Doch was kam bisher? Nichts. Selbst die Entschuldigung, zu der sich der Angeklagte – interessanterweise erst auf meine ausdrückliche Aufforderung hin – vor Gericht aufraffte, war wie Wackelpudding. Zahlungen? Bislang gibt es noch nicht mal ein Angebot. Natürlich kann sich der Angeklagte bequem darauf zurückziehen, dass er sowieso kaum mehr verdient als Hartz IV. Und das auf Dauer. Zu pfänden wird bei ihm also wenig sein.
Dennoch: Wir hatten es von Anfang an mit einem Fall zu tun, in dem ein freundlicher Richter problemlos eine kleine Freiheitsstrafe verhängen kann. Ein strenger Richter aber ebenso problemlos die schon erwähnten 16 Monate. Genau so bei der Bewährung, was ja fast noch wichtiger ist als die Höhe der Strafe. Bewährung kann man geben. Muss man aber nicht.
Deshalb bin ich in diesem Fall etwas fassungslos, dass von der Seite des Angeklagten rein gar nichts gekommen ist. Sein Anwalt wird ihm ja klar gemacht haben, wie wichtig in solchen Grenzfällen Wiedergutmachung ist. Oder zumindest entsprechende Bereitschaft, so sie denn glaubwürdig rüberkommt. Wenn der Angeklagte beispielsweise ein paar Monate vor der Verhandlung damit angefangen hätte, 30 Euro im Monat auf das zu erwartende Schmerzensgeld zu zahlen, hätte es die Bewährung gegeben. Da bin ich mir ziemlich sicher.

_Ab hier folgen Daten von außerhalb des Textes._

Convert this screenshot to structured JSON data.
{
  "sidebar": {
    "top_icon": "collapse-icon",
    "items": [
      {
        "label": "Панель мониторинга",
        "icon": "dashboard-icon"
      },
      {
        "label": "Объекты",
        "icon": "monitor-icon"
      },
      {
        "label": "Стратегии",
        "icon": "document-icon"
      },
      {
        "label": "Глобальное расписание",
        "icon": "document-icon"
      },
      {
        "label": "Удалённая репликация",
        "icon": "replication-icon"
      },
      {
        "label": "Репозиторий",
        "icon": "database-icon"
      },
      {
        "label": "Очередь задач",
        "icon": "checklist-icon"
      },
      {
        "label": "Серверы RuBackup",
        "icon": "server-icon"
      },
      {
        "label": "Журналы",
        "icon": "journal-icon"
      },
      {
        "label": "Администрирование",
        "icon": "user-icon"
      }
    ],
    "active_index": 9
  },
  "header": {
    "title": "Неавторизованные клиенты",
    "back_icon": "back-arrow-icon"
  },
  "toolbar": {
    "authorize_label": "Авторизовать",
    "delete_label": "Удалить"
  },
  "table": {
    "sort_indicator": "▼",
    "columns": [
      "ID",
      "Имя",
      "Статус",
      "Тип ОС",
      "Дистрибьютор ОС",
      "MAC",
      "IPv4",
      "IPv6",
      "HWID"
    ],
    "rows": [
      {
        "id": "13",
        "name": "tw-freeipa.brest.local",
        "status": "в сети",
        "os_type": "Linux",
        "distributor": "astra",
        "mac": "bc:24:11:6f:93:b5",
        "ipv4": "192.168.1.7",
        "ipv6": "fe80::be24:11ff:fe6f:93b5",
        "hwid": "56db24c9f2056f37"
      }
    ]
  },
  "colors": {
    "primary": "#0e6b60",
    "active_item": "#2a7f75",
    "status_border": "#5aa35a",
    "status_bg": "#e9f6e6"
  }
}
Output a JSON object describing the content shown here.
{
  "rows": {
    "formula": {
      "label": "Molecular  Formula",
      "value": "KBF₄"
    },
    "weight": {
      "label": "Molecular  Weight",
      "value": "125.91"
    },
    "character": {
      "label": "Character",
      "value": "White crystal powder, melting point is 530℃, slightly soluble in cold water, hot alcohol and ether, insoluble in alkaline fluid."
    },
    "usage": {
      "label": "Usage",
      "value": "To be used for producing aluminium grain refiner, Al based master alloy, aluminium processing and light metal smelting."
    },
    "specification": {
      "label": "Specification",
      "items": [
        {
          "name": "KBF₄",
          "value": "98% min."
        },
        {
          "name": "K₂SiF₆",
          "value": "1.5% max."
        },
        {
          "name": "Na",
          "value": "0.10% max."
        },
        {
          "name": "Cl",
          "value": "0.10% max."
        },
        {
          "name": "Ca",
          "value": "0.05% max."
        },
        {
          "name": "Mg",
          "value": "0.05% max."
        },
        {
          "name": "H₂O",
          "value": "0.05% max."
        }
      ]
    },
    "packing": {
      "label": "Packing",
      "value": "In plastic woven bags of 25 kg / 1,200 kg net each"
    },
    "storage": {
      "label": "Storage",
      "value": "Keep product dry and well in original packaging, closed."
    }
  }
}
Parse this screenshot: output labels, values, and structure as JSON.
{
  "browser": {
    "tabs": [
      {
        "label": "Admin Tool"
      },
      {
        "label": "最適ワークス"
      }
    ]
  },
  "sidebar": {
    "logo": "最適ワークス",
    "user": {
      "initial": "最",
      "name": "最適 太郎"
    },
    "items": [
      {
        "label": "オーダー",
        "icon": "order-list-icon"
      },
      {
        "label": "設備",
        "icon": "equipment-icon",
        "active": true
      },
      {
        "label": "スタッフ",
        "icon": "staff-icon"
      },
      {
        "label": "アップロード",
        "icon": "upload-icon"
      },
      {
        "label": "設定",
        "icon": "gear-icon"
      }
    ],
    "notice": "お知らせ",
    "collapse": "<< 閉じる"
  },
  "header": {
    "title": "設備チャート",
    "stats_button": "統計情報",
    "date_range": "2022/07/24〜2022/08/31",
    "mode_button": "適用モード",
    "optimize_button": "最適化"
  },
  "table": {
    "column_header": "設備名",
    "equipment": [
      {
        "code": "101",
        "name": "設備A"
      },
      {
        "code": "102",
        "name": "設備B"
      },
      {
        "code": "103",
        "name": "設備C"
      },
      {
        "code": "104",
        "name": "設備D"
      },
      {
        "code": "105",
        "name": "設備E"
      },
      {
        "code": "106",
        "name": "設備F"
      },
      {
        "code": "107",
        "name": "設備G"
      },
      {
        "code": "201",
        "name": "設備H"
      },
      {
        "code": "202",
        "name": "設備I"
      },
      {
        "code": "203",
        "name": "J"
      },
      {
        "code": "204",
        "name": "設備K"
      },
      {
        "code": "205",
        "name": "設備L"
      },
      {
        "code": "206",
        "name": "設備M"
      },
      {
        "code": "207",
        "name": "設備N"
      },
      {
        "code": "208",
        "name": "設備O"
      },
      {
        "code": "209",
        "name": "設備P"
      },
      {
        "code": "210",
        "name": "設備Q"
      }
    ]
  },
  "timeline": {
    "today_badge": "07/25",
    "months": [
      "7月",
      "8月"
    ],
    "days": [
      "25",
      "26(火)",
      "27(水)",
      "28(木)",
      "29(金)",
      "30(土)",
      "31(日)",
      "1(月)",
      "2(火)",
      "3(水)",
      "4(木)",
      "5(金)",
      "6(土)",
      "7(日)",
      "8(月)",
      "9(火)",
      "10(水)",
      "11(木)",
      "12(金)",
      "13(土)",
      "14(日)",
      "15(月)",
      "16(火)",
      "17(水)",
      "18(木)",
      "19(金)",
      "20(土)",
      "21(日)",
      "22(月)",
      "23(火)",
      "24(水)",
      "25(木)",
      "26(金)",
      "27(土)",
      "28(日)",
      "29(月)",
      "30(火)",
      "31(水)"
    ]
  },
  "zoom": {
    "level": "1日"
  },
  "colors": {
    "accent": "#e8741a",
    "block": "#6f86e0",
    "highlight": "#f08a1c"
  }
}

Nun ja, womöglich vertraut der Angeklagte voll und ganz auf die Berufungsinstanz. Ich habe dem jetzt schon mal einen kleinen Riegel vorgeschoben. Indem ich den Angeklagten erneut schriftlich aufgefordert habe, sich doch mal ein klein wenig auf meinen Mandanten zuzubewegen. Zum Beispiel mit der Zahlung eines monatlichen Betrages. Das Schreiben kann ich dann in der Hauptverhandlung vorlegen. Hat es bis dahin wieder keinerlei sinnvolle Reaktion gegeben, dürfte am Ende des Weges wirklich der Knast warten.
Vermeidbar wäre er gewesen.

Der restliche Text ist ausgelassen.